QuoteA politician is in a position to mislead millions of people with promises of giving them freedom without really having to do so.  Nobody asks for proof of his competence or of the practicability of his promises.  From one day to the other, he can change his promises into the exact opposite.  Nobody keeps a mystic from instilling in the masses a belief in the hereafter; nobody demands proof for his contention.

QuoteIt was the discovery of the fact that the ideology of a group of people does not necessarily correspond to their economic position but that there is often a sharp divergency between ideological and economic position which made an understanding of the fascist movement first possible.
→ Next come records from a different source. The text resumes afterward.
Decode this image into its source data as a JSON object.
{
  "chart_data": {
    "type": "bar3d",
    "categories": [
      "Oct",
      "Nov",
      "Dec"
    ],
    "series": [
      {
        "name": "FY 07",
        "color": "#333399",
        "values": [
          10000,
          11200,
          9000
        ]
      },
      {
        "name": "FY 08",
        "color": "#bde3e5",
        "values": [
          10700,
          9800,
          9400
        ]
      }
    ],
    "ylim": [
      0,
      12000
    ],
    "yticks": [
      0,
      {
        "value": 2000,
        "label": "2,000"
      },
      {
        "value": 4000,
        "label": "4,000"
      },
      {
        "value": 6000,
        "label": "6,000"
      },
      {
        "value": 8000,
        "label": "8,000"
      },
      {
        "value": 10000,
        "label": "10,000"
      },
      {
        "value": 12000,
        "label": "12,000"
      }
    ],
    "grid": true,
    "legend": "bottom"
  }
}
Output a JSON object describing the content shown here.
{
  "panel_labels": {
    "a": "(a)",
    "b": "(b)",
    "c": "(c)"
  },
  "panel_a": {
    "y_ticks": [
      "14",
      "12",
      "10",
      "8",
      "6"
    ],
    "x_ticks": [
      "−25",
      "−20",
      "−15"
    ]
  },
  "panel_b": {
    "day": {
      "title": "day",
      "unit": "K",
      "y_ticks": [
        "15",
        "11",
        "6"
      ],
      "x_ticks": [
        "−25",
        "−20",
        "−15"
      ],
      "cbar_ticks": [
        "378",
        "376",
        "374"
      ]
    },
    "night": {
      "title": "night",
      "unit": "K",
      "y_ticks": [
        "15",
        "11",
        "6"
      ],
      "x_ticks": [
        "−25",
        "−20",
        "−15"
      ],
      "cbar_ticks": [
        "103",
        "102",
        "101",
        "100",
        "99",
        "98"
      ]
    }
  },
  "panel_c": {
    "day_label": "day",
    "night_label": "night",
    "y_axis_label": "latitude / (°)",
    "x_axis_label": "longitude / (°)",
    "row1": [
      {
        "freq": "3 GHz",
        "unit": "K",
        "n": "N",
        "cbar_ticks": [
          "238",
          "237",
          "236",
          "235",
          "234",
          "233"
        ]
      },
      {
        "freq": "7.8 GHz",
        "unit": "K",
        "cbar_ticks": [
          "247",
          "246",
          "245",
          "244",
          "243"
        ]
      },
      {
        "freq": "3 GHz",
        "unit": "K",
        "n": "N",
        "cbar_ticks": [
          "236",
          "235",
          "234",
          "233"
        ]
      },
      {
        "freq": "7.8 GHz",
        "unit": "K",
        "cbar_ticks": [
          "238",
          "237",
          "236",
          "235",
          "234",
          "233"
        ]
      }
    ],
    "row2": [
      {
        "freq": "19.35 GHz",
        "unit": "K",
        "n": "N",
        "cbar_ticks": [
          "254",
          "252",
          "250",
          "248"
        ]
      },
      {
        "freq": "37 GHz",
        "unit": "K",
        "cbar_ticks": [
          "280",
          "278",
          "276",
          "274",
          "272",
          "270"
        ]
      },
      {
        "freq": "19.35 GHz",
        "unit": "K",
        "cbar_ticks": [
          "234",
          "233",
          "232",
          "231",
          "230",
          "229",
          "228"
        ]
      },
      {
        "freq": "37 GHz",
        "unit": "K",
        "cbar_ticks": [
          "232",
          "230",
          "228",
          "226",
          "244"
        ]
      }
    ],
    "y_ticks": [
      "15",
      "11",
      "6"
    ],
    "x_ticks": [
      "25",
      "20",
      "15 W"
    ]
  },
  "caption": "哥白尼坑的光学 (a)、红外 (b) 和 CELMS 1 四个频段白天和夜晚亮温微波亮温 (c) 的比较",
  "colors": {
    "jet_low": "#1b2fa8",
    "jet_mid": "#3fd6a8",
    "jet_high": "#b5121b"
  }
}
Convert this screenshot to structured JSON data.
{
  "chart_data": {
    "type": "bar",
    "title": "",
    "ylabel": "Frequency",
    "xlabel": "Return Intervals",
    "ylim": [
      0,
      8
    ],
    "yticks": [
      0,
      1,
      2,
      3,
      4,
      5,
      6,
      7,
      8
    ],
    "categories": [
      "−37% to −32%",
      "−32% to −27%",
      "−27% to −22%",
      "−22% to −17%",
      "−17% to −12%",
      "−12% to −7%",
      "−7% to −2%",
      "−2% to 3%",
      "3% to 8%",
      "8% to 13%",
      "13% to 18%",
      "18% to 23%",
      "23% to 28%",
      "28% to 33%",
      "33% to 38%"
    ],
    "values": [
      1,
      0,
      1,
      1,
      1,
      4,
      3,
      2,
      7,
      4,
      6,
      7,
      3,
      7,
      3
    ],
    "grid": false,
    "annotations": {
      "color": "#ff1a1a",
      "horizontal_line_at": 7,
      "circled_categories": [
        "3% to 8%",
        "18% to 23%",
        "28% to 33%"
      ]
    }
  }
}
QuoteIn order to comprehend the essence of politics, one only has to remember that it was a Hitler who, for many years, was able to keep the world breathless.  Hitler as a political genius was a magnificent unmasking of the essence of politics in general.  With Hitler, politics reached the peak of its development.  We know what were its fruits and what was the reaction of the world.

Cain

Synchronicity?

I just grabbed this off my external HD and put it into my virtual library about five minutes ago.

LMNO


Cain

Comments on some of these:

I have to disagree with the first quote.  It reminds me of Hayek, who dismissed Fascism as a reactionary tribalism, mainly because of his weakness in the social sciences.  We know now that nationalism is something that is new, that didn't really exist before Napoleon except in an abstract way.  I think if fascism was an expression of the average person, it would be much more common throughout history, and not a post-industrial phenomenon (which would suggest, to a Marxist at least, that alienation, international capital etc having structural roles).

Also, the excesses of the past 300 years brought about more resistance to authority and domination than at any time before, a fact Reich seems to overlook.

Dead on about repression in everyday life though.  That is certainly overlooked.  More later, maybe.